Le sol semblait craquer sous ses bottes. À chaque pas, Jan sentait les feuilles sèches craquer avec un bruit sourd. Parfois, il avait l'impression que ces craquements n'appartenaient pas à la nature, mais aux os de ceux qui étaient tombés au combat. Il dut se retenir de regarder en bas, car il savait qu'il ne verrait pas les corps de ses supposés ennemis sous ses pieds. Pas encore.
Les nuages annonçaient la tempête, ils grouillaient au-dessus de sa tête comme des oiseaux étourdis ; ils se mêlèrent, se fondirent les uns dans les autres, faisant écho aux pensées de Jan. Malgré le cliquetis de métal et la nervosité autour de lui, ses oreilles restèrent sourdes, sa respiration battant dans sa poitrine, essayant de le garder conscient. Il dut faire appel à toute sa volonté pour ne pas s'enfuir, pour déserter sur place et disparaître. Il appartenait à l'armée d'Adrestia, et il avait une mission à accomplir. Comme toutes les centaines d'hommes autour de lui, qui avaient aussi des familles
qui les attendaient à la maison.
Mais où était chez lui, alors ?
En suivant le rythme du bataillon, il jeta un rapide coup d'œil à ses mains. Secoués, sales après des jours de marche. Un nuage recouvrait la lune au-dessus de sa tête, et l'ombre projetée sur le dos de sa main se teintait de rouge. Quand il cligna des yeux, la couleur avait disparu.
Ce n'était pas la première fois qu'il avait de telles visions. Depuis qu'il a dû retourner à la capitale et rejoindre l'infanterie, ses mains n'ont pas été exemptes de sang. Il se souvenait encore de tous les regards qui avaient transpercé son âme en réponse à sa propre épée déchirant les entrailles des autres. Il pouvait encore voir leurs corps tomber sur le sol, dans le même éclaboussement sourd qu'il entendait maintenant venir de leurs pas. Il ressentit une forte poussée de bile, mais l'étouffa en serrant les dents.
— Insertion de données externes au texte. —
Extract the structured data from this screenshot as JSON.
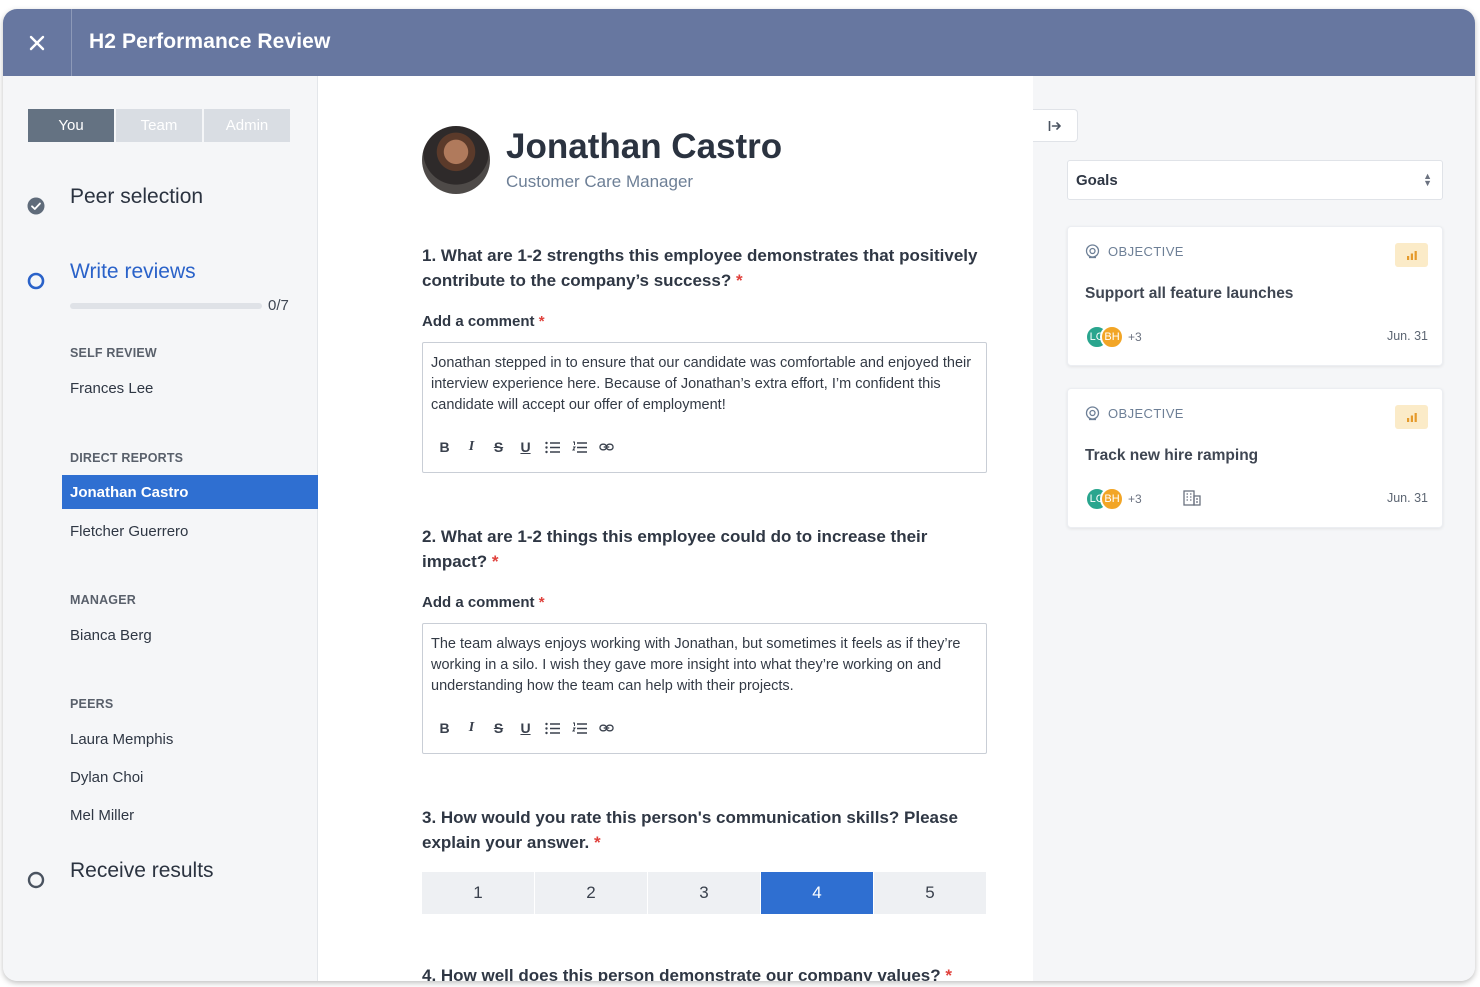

Il ne peut pas encore être là. Jan avait pris un gros risque en lui envoyant une lettre deux jours avant que la milice ne parte au combat. Il l'avait implorée de partir, de quitter le temple le plus vite possible. Si quelqu'un trouvait sa lettre, Jan serait un homme mort. Mais cela importait peu pour lui, s'il pouvait faire sortir ce prêtre idiot de là. Le peuple avait besoin de lui.
Et Jan ?
Le monastère de Garreg Mach. Autrefois lieu de culte, de révérence et d'apprentissage, il était désormais une cible de plus contre l'Église.L'endroit où il a appris à manier l'épée, et où il a lui-même été trempé. Jan sentit une boule dans sa gorge si intense que ses yeux se sont embués par manque d'oxygène. L'endroit où il a appris à manier l'épée, et où il a lui-même été trempé. Jan a senti une boule dans sa gorge si intense que ses yeux s'embuèrent par manque d'oxygène. Quand il entendit l'ordre d'attendre le signal de son capitaine, ses lèvres tremblèrent, étouffant les cris qu'il avait envie de pousser. Comment pouvait-il être là ? Pourquoi devaient-ils agir ainsi ?
Pourquoi se battait-il ? Pour son père ? Pour sa mère ? Pour lui-même ?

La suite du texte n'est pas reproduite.